Forget The Republican “11th Commandment”
With the first New Hampshire debate tonight, you can expect plenty of fireworks between the candidates. While most of the barbs will probably be aimed at Mitt Romney as the front runner, odds are everyone will get a shot or two at some point in the evening. This will naturally bring cries of “remember Reagan’s 11th Commandment…Thou shalt not attack another Republican”.
Like many things about Reagan, the warm and fuzzy memories are a bit different from the reality. Not even Reagan obeyed his own commandment when push came to shove in a primary fight.
In 1976, Reagan was a former governor challenging an incumbent of his own party — Gerald Ford — for the Republican presidential nomination. Ford, who made no pretense of following the 11th Commandment (he said only that he would “abide by the first ten”), had beaten Reagan in the early primaries. Reagan’s campaign was faltering, and his own advisers urged him to take the gloves off. He did. Campaigning in Florida that March, Ronald Reagan broke the 11th Commandment and attacked Gerald Ford. He accused Ford, who had then been president just 19 months, of presiding over “the collapse of American will and the retreat of American power,” and said Ford “must be held accountable to history for allowing this to happen.” He said Ford lacked “vision,” that he found it “difficult” to trust his leadership.
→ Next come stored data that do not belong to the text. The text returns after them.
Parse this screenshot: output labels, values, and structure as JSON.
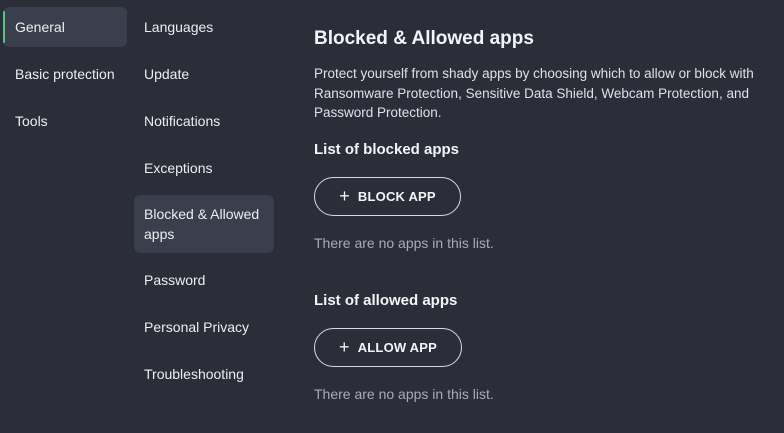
{
  "nav_primary": [
    {
      "label": "General",
      "active": true
    },
    {
      "label": "Basic protection",
      "active": false
    },
    {
      "label": "Tools",
      "active": false
    }
  ],
  "nav_secondary": [
    {
      "label": "Languages",
      "active": false
    },
    {
      "label": "Update",
      "active": false
    },
    {
      "label": "Notifications",
      "active": false
    },
    {
      "label": "Exceptions",
      "active": false
    },
    {
      "label": "Blocked & Allowed apps",
      "active": true
    },
    {
      "label": "Password",
      "active": false
    },
    {
      "label": "Personal Privacy",
      "active": false
    },
    {
      "label": "Troubleshooting",
      "active": false
    }
  ],
  "main": {
    "title": "Blocked & Allowed apps",
    "description": "Protect yourself from shady apps by choosing which to allow or block with Ransomware Protection, Sensitive Data Shield, Webcam Protection, and Password Protection.",
    "blocked": {
      "heading": "List of blocked apps",
      "button_label": "BLOCK APP",
      "empty_text": "There are no apps in this list."
    },
    "allowed": {
      "heading": "List of allowed apps",
      "button_label": "ALLOW APP",
      "empty_text": "There are no apps in this list."
    }
  },
  "colors": {
    "background": "#2b2d38",
    "active_item": "#3b3e4c",
    "accent_indicator": "#4fc77e",
    "muted_text": "#a9abb6"
  },
  "icons": {
    "add": "plus-icon"
  }
}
He accused the president of favoring “pre-emptive concessions” in talks with the Soviet Union, and said, “I fear for my country when I see White House indifference to the decline in our military position.”
Most of the time, “Thou shalt not attack another Republican” is a fine idea but the reality is, primaries are the time for hashing out positions and highlighting differences. Most of the GOP field agrees on the broad outlines of the major issues. The key to differentiating yourself from everyone else who favors things like a strong defense, lower taxes and economic group is by attacking your opponents about the times they deviated from Republican orthodoxy.
If you find yourself insisting that some candidate or another observe the “11th Commandment”, it’s probably because they just landed a solid blow against your candidate.
This is politics at the highest level and it’s a contact sport. Let’s not pretend otherwise.